Sake Dispatch from 1907 – “Potent Liquor is Sake”
I recently came across this century old description of Japanese sake and was thrilled to learn about it’s author, Lafcadio Hearn (1850-1904), a greek born writer who became one of the first western writers to document Japan. He had a Japanese wife and lived in Japan from 1890 until his death in 1904.
The article I found is from a 1907 Colorado newspaper, the Littleton Independent, and was published about 3 years after Hearn’s death. The article outlines his musings on Japanese sake.
It is fun as it describes drinking traditions at Japanese banquets, which many modern day visitors to Japan will well recognize. I also love the description of the intoxication effects of sake: “Luminous exhilaration… then you get very sleepy.” Hope you enjoy this fun time capsule from the early days of sake’s introduction to the west.
POTENT LIQUOR IS SAKE
Lafcadio Hern’s testimony as to Strength of Japanese Wine.
There is no liquor in the world upon which a man becomes so quickly intoxicated as Japanese sake (rice wine), and yet none of which the effects last so short a time. The intoxication is pleasant as the effect of opium or hasheesh. It is soft, pleasant, luminous exhilaration, everything becoming brighter, happier, lighter; then you get very sleepy.
At Japanese dinners it is the rule to become slightly exhilarated, but not to drink enough to talk thickly or walk crooked. The ability to drink at banquets required practice – long practice.
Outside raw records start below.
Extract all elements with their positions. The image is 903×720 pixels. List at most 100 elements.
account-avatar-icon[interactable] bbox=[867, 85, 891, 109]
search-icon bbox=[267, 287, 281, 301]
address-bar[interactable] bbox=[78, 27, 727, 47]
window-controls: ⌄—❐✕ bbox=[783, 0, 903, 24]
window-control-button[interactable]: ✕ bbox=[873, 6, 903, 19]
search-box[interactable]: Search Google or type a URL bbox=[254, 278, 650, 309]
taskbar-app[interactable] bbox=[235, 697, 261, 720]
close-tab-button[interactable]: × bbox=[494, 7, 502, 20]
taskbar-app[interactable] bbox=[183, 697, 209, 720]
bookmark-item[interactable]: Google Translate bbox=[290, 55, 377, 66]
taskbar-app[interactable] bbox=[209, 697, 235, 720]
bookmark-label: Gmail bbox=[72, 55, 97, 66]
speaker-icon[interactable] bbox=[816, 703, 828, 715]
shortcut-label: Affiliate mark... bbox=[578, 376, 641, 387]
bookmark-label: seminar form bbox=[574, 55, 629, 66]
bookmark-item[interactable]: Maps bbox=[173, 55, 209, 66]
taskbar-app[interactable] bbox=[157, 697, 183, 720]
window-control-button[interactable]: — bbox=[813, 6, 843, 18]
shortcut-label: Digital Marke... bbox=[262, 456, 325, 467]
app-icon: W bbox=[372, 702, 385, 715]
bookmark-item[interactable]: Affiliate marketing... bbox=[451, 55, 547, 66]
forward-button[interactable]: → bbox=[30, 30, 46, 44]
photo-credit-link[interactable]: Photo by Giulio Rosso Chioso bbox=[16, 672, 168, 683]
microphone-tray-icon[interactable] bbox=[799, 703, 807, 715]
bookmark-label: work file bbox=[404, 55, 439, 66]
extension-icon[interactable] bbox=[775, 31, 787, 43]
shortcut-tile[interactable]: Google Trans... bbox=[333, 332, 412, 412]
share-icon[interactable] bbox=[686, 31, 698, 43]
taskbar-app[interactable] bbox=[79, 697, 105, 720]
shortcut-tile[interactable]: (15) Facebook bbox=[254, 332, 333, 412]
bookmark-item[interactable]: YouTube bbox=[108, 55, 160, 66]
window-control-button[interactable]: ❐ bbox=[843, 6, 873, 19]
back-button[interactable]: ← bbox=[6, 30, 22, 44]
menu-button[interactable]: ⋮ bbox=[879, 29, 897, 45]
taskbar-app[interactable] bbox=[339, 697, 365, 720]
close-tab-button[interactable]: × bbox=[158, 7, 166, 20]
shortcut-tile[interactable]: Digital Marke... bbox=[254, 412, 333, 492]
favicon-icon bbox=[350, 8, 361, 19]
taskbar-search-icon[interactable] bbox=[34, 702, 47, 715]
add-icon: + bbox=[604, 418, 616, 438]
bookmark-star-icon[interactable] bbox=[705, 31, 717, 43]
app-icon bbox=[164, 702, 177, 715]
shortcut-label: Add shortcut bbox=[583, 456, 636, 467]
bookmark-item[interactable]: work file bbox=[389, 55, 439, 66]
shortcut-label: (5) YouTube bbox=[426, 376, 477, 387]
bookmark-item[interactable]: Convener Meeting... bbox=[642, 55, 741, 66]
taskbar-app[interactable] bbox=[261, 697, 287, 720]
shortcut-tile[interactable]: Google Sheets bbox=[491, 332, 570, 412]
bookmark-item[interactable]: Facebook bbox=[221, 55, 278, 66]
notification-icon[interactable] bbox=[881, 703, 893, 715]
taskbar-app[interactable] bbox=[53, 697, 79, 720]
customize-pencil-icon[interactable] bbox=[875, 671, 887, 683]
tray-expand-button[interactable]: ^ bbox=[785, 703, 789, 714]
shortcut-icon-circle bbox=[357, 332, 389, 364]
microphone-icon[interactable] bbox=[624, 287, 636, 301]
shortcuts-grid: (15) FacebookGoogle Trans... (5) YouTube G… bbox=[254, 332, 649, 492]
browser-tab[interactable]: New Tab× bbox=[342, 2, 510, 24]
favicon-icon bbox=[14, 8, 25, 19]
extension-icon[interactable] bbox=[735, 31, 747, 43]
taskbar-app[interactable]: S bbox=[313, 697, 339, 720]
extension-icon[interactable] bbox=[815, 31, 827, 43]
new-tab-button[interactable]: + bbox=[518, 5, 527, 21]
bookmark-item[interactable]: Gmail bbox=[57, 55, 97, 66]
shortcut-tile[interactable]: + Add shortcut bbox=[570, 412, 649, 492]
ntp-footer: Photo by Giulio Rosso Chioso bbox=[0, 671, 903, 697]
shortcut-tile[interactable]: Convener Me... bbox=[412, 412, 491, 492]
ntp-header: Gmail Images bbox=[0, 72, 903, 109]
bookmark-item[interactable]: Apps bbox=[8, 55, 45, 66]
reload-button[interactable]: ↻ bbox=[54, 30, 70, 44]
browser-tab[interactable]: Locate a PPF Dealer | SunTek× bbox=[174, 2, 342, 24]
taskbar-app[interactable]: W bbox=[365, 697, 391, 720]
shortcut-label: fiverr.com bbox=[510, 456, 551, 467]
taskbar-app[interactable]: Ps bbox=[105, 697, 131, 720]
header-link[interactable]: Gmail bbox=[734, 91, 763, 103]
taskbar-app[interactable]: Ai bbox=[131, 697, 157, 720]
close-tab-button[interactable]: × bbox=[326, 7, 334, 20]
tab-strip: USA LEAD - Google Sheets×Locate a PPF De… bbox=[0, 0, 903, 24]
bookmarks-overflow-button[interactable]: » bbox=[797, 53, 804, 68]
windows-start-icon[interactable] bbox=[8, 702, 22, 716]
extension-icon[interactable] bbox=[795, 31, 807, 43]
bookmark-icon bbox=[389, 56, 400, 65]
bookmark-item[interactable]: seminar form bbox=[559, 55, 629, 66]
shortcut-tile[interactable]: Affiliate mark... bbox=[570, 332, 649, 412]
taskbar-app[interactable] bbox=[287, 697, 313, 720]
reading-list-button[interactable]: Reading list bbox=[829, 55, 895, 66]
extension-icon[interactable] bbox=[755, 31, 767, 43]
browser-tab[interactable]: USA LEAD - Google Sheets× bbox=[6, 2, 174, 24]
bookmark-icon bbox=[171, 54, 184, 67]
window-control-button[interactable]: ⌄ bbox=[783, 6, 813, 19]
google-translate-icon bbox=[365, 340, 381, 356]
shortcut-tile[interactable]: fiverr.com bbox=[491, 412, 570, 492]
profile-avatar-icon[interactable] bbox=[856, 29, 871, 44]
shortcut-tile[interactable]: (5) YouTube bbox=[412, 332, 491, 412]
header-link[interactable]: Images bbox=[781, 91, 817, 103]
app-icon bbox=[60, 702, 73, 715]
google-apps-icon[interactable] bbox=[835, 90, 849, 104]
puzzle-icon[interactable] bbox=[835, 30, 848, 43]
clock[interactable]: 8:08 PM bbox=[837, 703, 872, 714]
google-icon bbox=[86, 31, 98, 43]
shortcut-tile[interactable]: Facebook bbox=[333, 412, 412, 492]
There are banquets of many kinds, and the man who is invited to one at which extensive drinking may be expected is careful to start in upon an empty or almost empty stomach. By not eating one can drink a good deal. The cups are very small and of many curious shapes. One may be expected to empty 50. A quart of sake is a good deal; two quarts require iron nerves to stand. But among the Japanese there are wonderful drinkers. At a military officer’s banquet a captain offered me a tumbler holding a good pint of sake. I almost fainted at the sight of it, for it was only the first. But a friend said to me: “Only drink a little and pass it back,” which I did. Stronger heads emptied cup after cup like water. – Letters of Lafcadio Hearn.